Game 3 of the 2014 NBA Finals will be remembered for two things: the blistering shooting of the San Antonio Spurs en route to a 111-92 win over the Miami Heat and Kawhi Leonard’s breakout 29-point performance.
But something else happened late in the fourth quarter that proved perhaps the evening’s most strangely somber event:
Greg Oden logged the final two minutes for the Heat. The game by then was well out of reach; most of Miami’s fans long since gone.
For Oden, though, those 120 seconds must’ve been a bittersweet vindication indeed.
Drafted No. 1 by the Portland Trail Blazers in the 2007 NBA Draft—one spot ahead of Kevin Durant—Oden has sustained a series of devastating knee injuries that very nearly curtailed his career for good. By the time the Heat signed the 7’0” center ahead of the 2013-14 season, Oden had missed three full years in recovery.
But, for as much as Miami’s gesture was one of grace and good will, it also carried with it a strategic potential, as the Miami Herald’s Josh Walfish noted back in March:
There are clearly many people in his corner, but whether he will admit to it or not, Oden is the centerpiece of a grand experiment for the Heat, which is looking for some size to combat the big bodies Indiana and some of the teams in the Western Conference possess.
Whether this experiment succeeds or fails depends on how Oden plays during crucial moments in May and June. Yet, there are signs the 7-footer will be able to provide the defensive protection inside the Heat is searching for to help it win its third NBA championship in a row.
Oden never quite materialized as Miami’s secret weapon in waiting.
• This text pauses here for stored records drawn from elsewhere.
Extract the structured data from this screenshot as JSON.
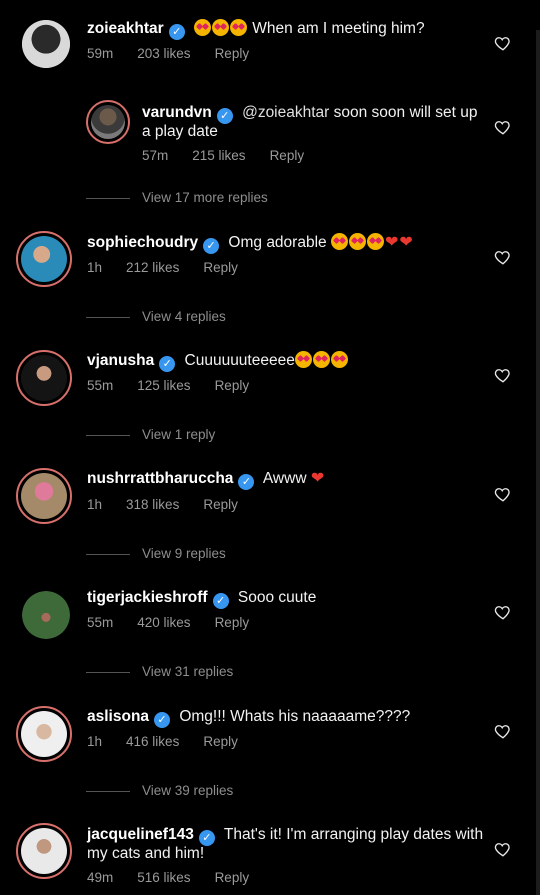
{
  "comments": [
    {
      "user": "zoieakhtar",
      "text": "When am I meeting him?",
      "emojis_before": 3,
      "hearts": 0,
      "time": "59m",
      "likes": "203 likes",
      "reply": "Reply"
    },
    {
      "user": "varundvn",
      "mention": "@zoieakhtar",
      "text": " soon soon will set up",
      "text2": "a play date",
      "time": "57m",
      "likes": "215 likes",
      "reply": "Reply"
    },
    {
      "user": "sophiechoudry",
      "text": "Omg adorable",
      "time": "1h",
      "likes": "212 likes",
      "reply": "Reply"
    },
    {
      "user": "vjanusha",
      "text": "Cuuuuuuteeeee",
      "time": "55m",
      "likes": "125 likes",
      "reply": "Reply"
    },
    {
      "user": "nushrrattbharuccha",
      "text": "Awww",
      "time": "1h",
      "likes": "318 likes",
      "reply": "Reply"
    },
    {
      "user": "tigerjackieshroff",
      "text": "Sooo cuute",
      "time": "55m",
      "likes": "420 likes",
      "reply": "Reply"
    },
    {
      "user": "aslisona",
      "text": "Omg!!! Whats his naaaaame????",
      "time": "1h",
      "likes": "416 likes",
      "reply": "Reply"
    },
    {
      "user": "jacquelinef143",
      "text": "That's it! I'm arranging play dates with",
      "text2": "my cats and him!",
      "time": "49m",
      "likes": "516 likes",
      "reply": "Reply"
    }
  ],
  "view_replies": [
    "View 17 more replies",
    "View 4 replies",
    "View 1 reply",
    "View 9 replies",
    "View 31 replies",
    "View 39 replies"
  ],
  "icons": {
    "verified": "verified-badge-icon",
    "like": "heart-outline-icon"
  },
  "colors": {
    "background": "#000000",
    "verified": "#3797f0",
    "story_ring": "#d7706b",
    "secondary_text": "#9a9a9a"
  }
}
Still, his comeback stands as both a testament to modern medicine and proof that, while bad things often happen to good people, sometimes the ledger can even out, even if it’s just a little bit.
"Greg Oden," Spoelstra told the South Florida Sun-Sentinel’s Ira Winderman, "is one of the biggest success stories in this league, and unfortunately people are only judging him by the fact of how many minutes he plays.”
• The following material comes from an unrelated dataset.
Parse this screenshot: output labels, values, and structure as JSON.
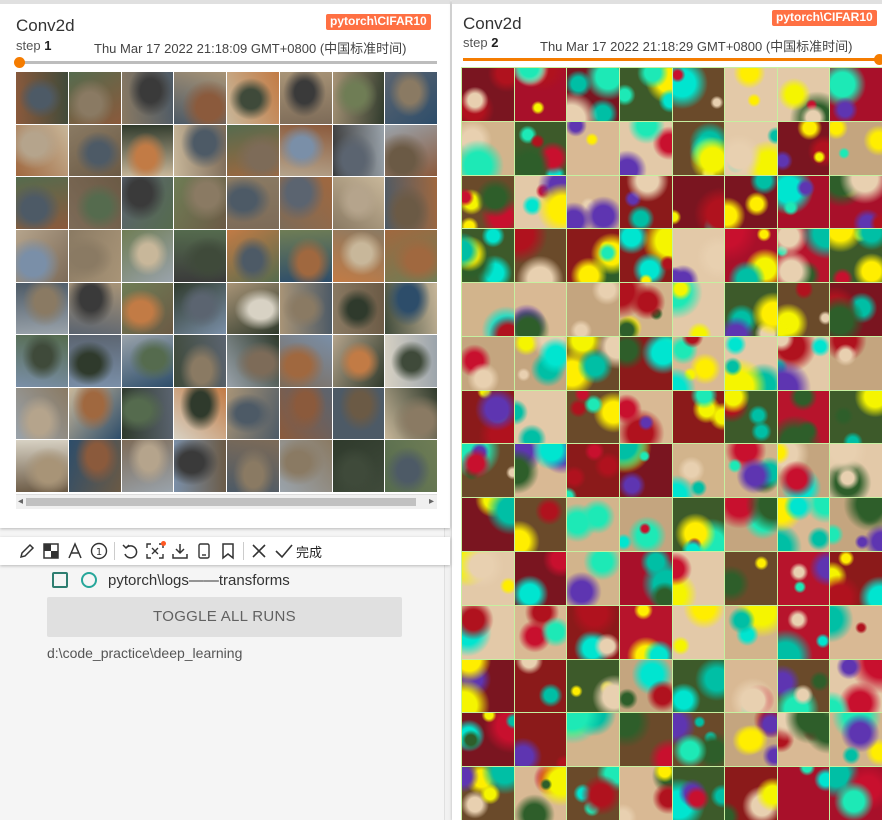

As for Oden, these Finals are all about keeping things in perspective, about enjoying every moment on the sport’s biggest stage.
"You play to get here," Oden told Winderman. "This is the ultimate goal, winning the Finals. I mean, for me, winning, that's what you play the game for, is to win. So me not playing a lot and getting here and still getting a ring, I'm still happy."
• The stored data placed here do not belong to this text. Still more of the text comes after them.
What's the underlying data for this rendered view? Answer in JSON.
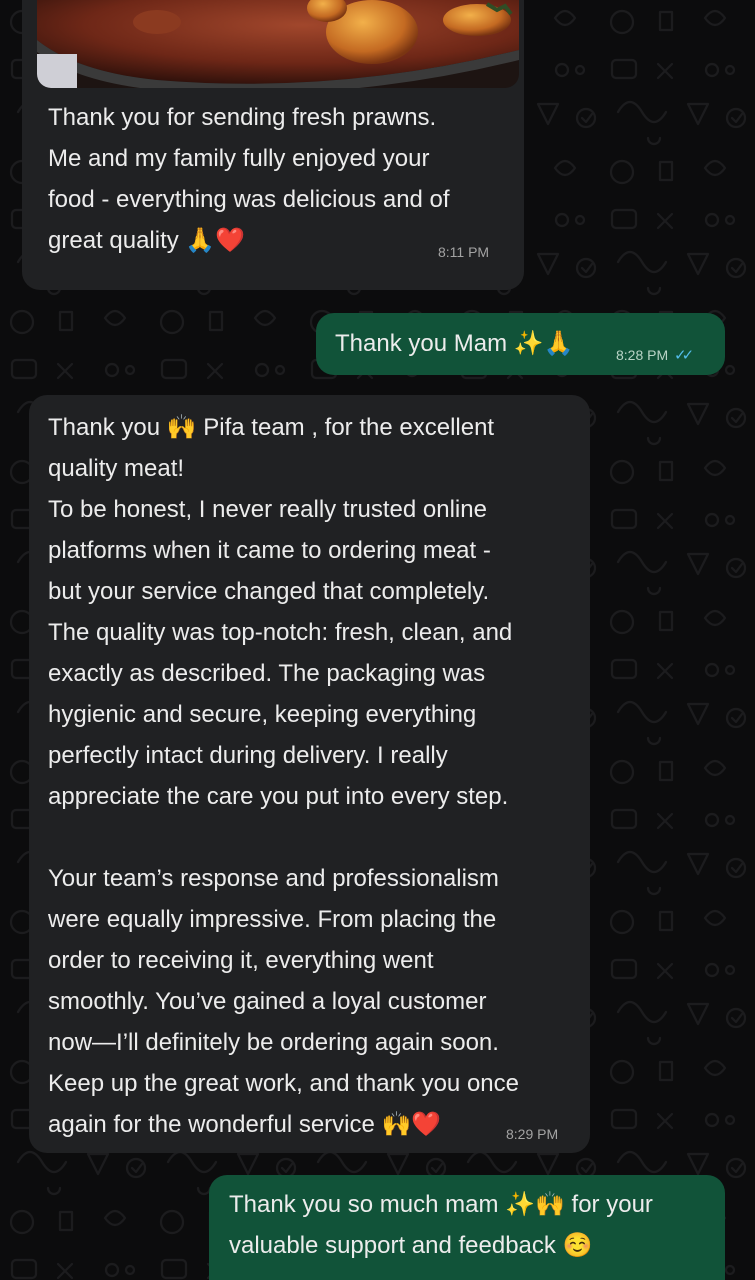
{
  "chat": {
    "messages": [
      {
        "id": "m1",
        "direction": "incoming",
        "has_image": true,
        "image_icon": "food-photo",
        "text": "Thank you for sending fresh prawns.\nMe and my family fully enjoyed your\nfood - everything was delicious and of\ngreat quality 🙏❤️",
        "time": "8:11 PM"
      },
      {
        "id": "m2",
        "direction": "outgoing",
        "text": "Thank you Mam ✨🙏",
        "time": "8:28 PM",
        "status": "read",
        "status_icon": "double-check-icon",
        "status_glyph": "✓✓"
      },
      {
        "id": "m3",
        "direction": "incoming",
        "text": "Thank you 🙌 Pifa team , for the excellent\nquality meat!\nTo be honest, I never really trusted online\nplatforms when it came to ordering meat -\nbut your service changed that completely.\nThe quality was top-notch: fresh, clean, and\nexactly as described. The packaging was\nhygienic and secure, keeping everything\nperfectly intact during delivery. I really\nappreciate the care you put into every step.\n\nYour team’s response and professionalism\nwere equally impressive. From placing the\norder to receiving it, everything went\nsmoothly. You’ve gained a loyal customer\nnow—I’ll definitely be ordering again soon.\nKeep up the great work, and thank you once\nagain for the wonderful service 🙌❤️",
        "time": "8:29 PM"
      },
      {
        "id": "m4",
        "direction": "outgoing",
        "text": "Thank you so much mam ✨🙌 for your\nvaluable support and feedback ☺️",
        "time": ""
      }
    ]
  },
  "colors": {
    "background": "#0c0c0d",
    "incoming_bubble": "#202123",
    "outgoing_bubble": "#115339",
    "read_ticks": "#53bdeb",
    "text": "#ececec"
  }
}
For Oden and his Heat teammates to make good on that goal, they’ll have to bounce back quickly from Tuesday’s jarring defeat.
Should the Heat pull off the comeback, history will likely say scant little about Oden’s role. In fact, Tuesday’s two minutes may be the only action he sees all series.
Still, not even history can take those two minutes away from Oden, or the sense of pride Miami no doubt has in helping make a dream once deferred feel real again.